Auf Wiedersehen Olten
Wir kamen am Tierpark im Mühlitäli vorbei, wo Damhirsche und Waschbären zu Hause waren. Im Wald stieg der Weg nun an, die Äste hingen tief, so dass wir wie durch einen Tunnel gingen. Oben folgten wir statt dem Wanderweg weiter dem "Grat", nun fühlten wir uns schon heimischer: Steil, felsdurchsetzt, mit Felskanzeln, die den Blick auf das Säli-Schlössli eröffneten. Es kam ein wenig Jura-Feeling auf. Aber oben wartete statt eines richtigen Gipfels eine weite Fläche aus Wiese und Wald. Ein Schwingfest war im Gange, wir suchten den Weg drum herum.
Bequemer Wanderweg 
Mit dieser Gefahr hatten wir nicht gerechnet
Im Abstieg vom Engelberg
Wir entschieden, statt direkt nach Safenwil abzusteigen weiter zu gehen nach Kölliken. Diesmal sahen wir als Highlight zwei krähengrosse Schwarzspechte, ansonsten war auch diese Tour relativ ereignislos. Aber eben: Einfach schön, so zu wandern, Gegenden zu entdecken.
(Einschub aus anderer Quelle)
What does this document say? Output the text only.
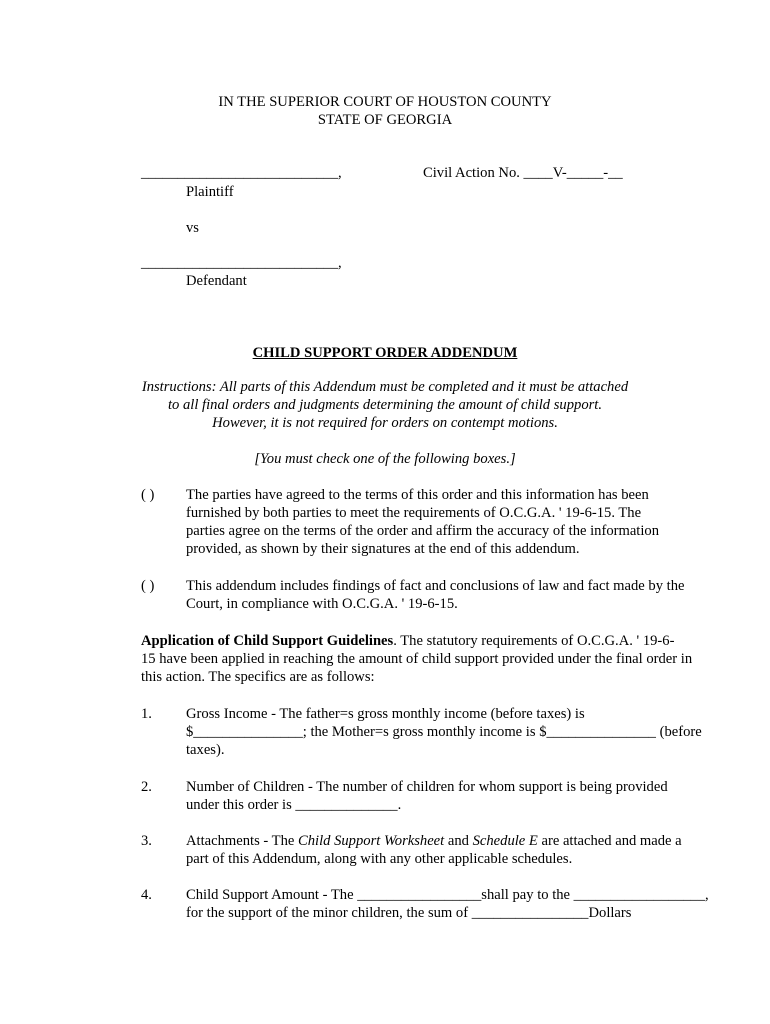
IN THE SUPERIOR COURT OF HOUSTON COUNTY
STATE OF GEORGIA
___________________________,	Civil Action No. ____V-_____-__
Plaintiff
vs
___________________________,
Defendant
CHILD SUPPORT ORDER ADDENDUM
Instructions: All parts of this Addendum must be completed and it must be attached
to all final orders and judgments determining the amount of child support.
However, it is not required for orders on contempt motions.
[You must check one of the following boxes.]
( ) The parties have agreed to the terms of this order and this information has been
furnished by both parties to meet the requirements of O.C.G.A. ' 19-6-15. The
parties agree on the terms of the order and affirm the accuracy of the information
provided, as shown by their signatures at the end of this addendum.
( ) This addendum includes findings of fact and conclusions of law and fact made by the
Court, in compliance with O.C.G.A. ' 19-6-15.
Application of Child Support Guidelines. The statutory requirements of O.C.G.A. ' 19-6-
15 have been applied in reaching the amount of child support provided under the final order in
this action. The specifics are as follows:
1. Gross Income - The father=s gross monthly income (before taxes) is
$_______________; the Mother=s gross monthly income is $_______________ (before
taxes).
2. Number of Children - The number of children for whom support is being provided
under this order is ______________.
3. Attachments - The Child Support Worksheet and Schedule E are attached and made a
part of this Addendum, along with any other applicable schedules.
4. Child Support Amount - The _________________shall pay to the __________________,
for the support of the minor children, the sum of ________________Dollars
Bei einem Bauernhof mit Laden lockten uns die herrlich blauen Heidelbeeren an. Eigentlich wollten wir sie den Kindersittern mitbringen, aber bis wir dort waren, hatte es nicht mehr viele übrig... So gelangten wir nach Kölliken, und da gleich ein Zug fuhr, nahmen wir diesen und besuchten stattdessen Lenzburg, eine gute Entscheidung. Auch hier lockte eine schöne mittelalterliche Altstadt zum Verweilen in einem Café.
Tiefste Provinz
Das malerische Lenzburg
Fazit dieser zwei Tage: Man muss gar nicht weit weg und spektakuläre Touren suchen. Manchmal genügt es, einfach loszulaufen, Landschaften zu entdecken und zu geniessen. Ich war auch überrascht, dass es zwischen Aarau und Olten 20 Kilometer sind, was auch auf die vielen Flusschleifen zurückzuführen ist. Am zweiten Tag kamen nochmals 12 Kilometer dazu. In welcher Zeit? Keine Ahnung. Spielt auch keine Rolle, wenn man Zeit hat.

1 Kommentar:

  1. Schön geschrieben. Und einfach nur Flachwandern ist schon dadurch gut, dass man alle mitnehmen kann.